Lewisham council is planning to cut funding to children’s mental health services (CAMHS) by £150,000 over the next two years. This follows a £94,000 cut last year, and is on top of NHS “efficiency savings”.
These cuts follow a pattern around the country. More than one in five local authorities has either frozen or cut its CAMHS budgets every year since 2010. £85m has gone from those budgets in six years.
A recent report by the Care Quality Commission shows that in some areas children and young people are waiting for up to 18 months to start treatment with the specialist service.
Lewisham is an area with high levels of poverty and deprivation and consequently it has a youth population with high risks factors for mental ill health.

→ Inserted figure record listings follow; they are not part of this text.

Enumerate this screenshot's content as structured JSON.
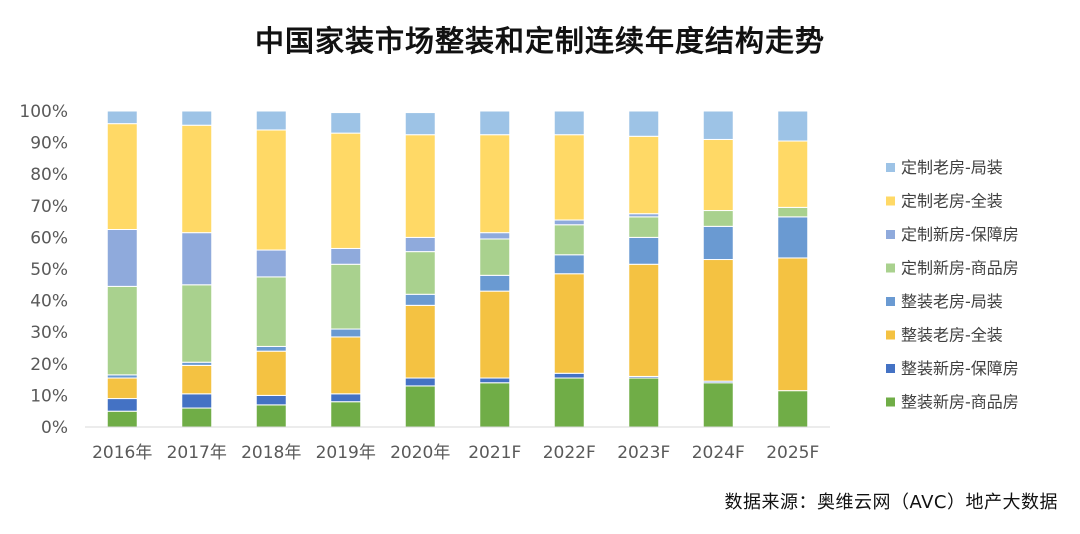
{
  "chart_data": {
    "type": "bar",
    "stacked": true,
    "percent": true,
    "title": "中国家装市场整装和定制连续年度结构走势",
    "categories": [
      "2016年",
      "2017年",
      "2018年",
      "2019年",
      "2020年",
      "2021F",
      "2022F",
      "2023F",
      "2024F",
      "2025F"
    ],
    "ylim": [
      0,
      100
    ],
    "yticks": [
      "0%",
      "10%",
      "20%",
      "30%",
      "40%",
      "50%",
      "60%",
      "70%",
      "80%",
      "90%",
      "100%"
    ],
    "grid": false,
    "legend_position": "right",
    "series": [
      {
        "name": "整装新房-商品房",
        "color": "#70ad47",
        "values": [
          5,
          6,
          7,
          8,
          13,
          14,
          15.5,
          15.5,
          14,
          11.5
        ]
      },
      {
        "name": "整装新房-保障房",
        "color": "#4472c4",
        "values": [
          4,
          4.5,
          3,
          2.5,
          2.5,
          1.5,
          1.5,
          0.5,
          0.5,
          0
        ]
      },
      {
        "name": "整装老房-全装",
        "color": "#f4c242",
        "values": [
          6.5,
          9,
          14,
          18,
          23,
          27.5,
          31.5,
          35.5,
          38.5,
          42
        ]
      },
      {
        "name": "整装老房-局装",
        "color": "#6a9ad2",
        "values": [
          1,
          1,
          1.5,
          2.5,
          3.5,
          5,
          6,
          8.5,
          10.5,
          13
        ]
      },
      {
        "name": "定制新房-商品房",
        "color": "#a9d18e",
        "values": [
          28,
          24.5,
          22,
          20.5,
          13.5,
          11.5,
          9.5,
          6.5,
          5,
          3
        ]
      },
      {
        "name": "定制新房-保障房",
        "color": "#8faadc",
        "values": [
          18,
          16.5,
          8.5,
          5,
          4.5,
          2,
          1.5,
          1,
          0,
          0
        ]
      },
      {
        "name": "定制老房-全装",
        "color": "#ffd966",
        "values": [
          33.5,
          34,
          38,
          36.5,
          32.5,
          31,
          27,
          24.5,
          22.5,
          21
        ]
      },
      {
        "name": "定制老房-局装",
        "color": "#9dc3e6",
        "values": [
          4,
          4.5,
          6,
          6.5,
          7,
          7.5,
          7.5,
          8,
          9,
          9.5
        ]
      }
    ]
  },
  "source": "数据来源：奥维云网（AVC）地产大数据"
}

At least three, and up to six, posts will be cut, on top of two that were cut last year.
The pressure of the waiting lists forces clinicians to chose between the “more deserving” and “least deserving” cases. Some young people will not be able to get any kind of specialist treatment at all.
But all “cases” of young people experiencing mental ill health are urgent. A six month wait (or longer) is a very long time in a 14, 15 or 17 year-old’s life. Children often end up in A&E in a desperate search for help; others self-harm, others drop out of school for long periods of time. This is completely unacceptable.

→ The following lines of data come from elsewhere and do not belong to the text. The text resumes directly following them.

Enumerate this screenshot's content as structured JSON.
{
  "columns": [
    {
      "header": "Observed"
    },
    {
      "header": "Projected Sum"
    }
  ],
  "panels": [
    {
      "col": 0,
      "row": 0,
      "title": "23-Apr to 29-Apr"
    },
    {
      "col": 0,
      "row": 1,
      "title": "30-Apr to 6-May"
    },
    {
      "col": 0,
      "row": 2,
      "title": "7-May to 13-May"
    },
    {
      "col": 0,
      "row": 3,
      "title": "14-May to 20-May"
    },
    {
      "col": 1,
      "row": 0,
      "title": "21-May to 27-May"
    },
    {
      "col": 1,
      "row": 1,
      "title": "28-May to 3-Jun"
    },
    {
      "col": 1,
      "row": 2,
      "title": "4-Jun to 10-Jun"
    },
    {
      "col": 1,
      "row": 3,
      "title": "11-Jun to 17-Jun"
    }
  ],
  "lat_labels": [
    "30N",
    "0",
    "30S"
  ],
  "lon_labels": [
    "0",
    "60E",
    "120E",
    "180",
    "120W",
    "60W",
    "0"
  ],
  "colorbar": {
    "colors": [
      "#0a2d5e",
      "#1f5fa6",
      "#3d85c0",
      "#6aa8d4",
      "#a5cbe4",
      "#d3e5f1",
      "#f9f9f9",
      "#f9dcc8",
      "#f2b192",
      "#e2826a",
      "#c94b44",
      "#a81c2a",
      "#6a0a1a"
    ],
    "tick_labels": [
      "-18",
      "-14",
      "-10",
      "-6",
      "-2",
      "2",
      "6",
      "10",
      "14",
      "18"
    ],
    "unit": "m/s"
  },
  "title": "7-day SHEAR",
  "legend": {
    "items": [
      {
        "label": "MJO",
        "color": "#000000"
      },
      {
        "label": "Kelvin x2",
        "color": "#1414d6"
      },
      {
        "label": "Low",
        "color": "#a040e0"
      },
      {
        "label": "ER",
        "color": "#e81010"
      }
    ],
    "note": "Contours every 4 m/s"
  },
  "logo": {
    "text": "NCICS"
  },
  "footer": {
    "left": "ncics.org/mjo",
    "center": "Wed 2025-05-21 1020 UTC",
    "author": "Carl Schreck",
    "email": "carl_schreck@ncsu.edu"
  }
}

The most vulnerable children may get in-patient help but the hospital place may be a long way from their parents.
Mental illnesses often first occurs in adolescence, and it’s trend that is rising to epidemic proportions.

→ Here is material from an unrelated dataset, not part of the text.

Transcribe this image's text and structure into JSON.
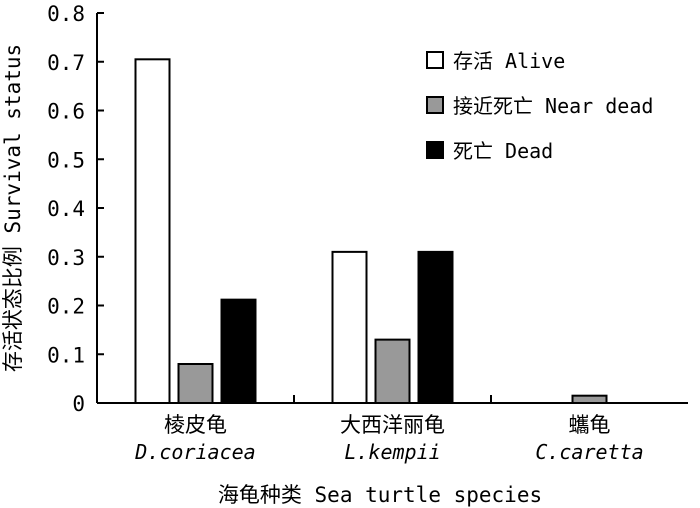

Yet we also know that if young people are are able to access early support and treatment they can recover and get onto the road to adulthood with better mental health.
These cuts will not be the end. Over the next three years Lewisham council, again, like other councils around the country plans to pass a huge cut in funding.
In Lewisham there will be a loss of something like £385 million in income (a 24% reduction in overall income).